Stockpiled winter pastures must be managed to provide the needed forage quantity and quality. When immature forage plants go dormant in the fall, they will provide higher quality feed over the winter. In a year with average moisture, harvest your winter pasture by either grazing or haying early in July. The regrowth on that pasture, left to accumulate over the rest of the growing season, will provide high quality winter pasture. Good soil fertility levels will also help ensure rapid and nutritious forage regrowth. However, forage quantity is at least as important as quality. In a dry year when regrowth will be slow, you may want to take your last cut earlier in the summer, or not at all. The forage you stockpile will be lower in quality, but the needed quantity will be there.
Bison cows work well for winter grazing. Bison are able and willing to dig beneath the snow for forage. They also willingly use snow for moisture in winter. Nutrient requirements of bison are still timed to match forage growth. Bison calve in late March through April. Their lactation peaks in late May and June. This is when the cows’ nutritional requirements are the greatest, and it is timed to match maximum forage quality on pasture. In late fall and winter, nutrient requirements of bison cows are low, and can be met by managed stockpiled winter forage on pasture.

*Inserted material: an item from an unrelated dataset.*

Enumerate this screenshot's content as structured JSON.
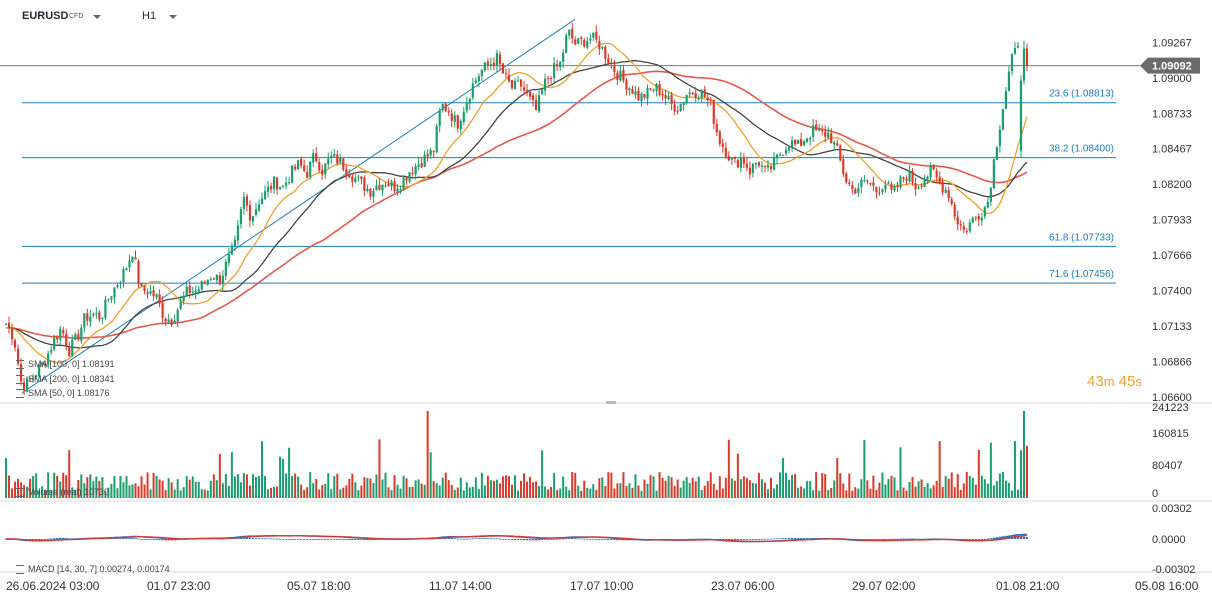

Pasture management is critical for winter grazing to work. Winter pastures need to be included in the total pasture management plan. Effective winter grazing needs specific pastures selected early in the growing season, seeded to appropriate forage species and managed through the year to provide adequate quantity and quality of forage. You will also need a back up plan - some hay or other feed stored in case ice or snow prevents winter grazing for a while. Winter grazing won’t be an advantage if saving on feed costs reduces your calving or conception rates. You will also have to determine if saving pasture for winter grazing is the most effective use of your land base.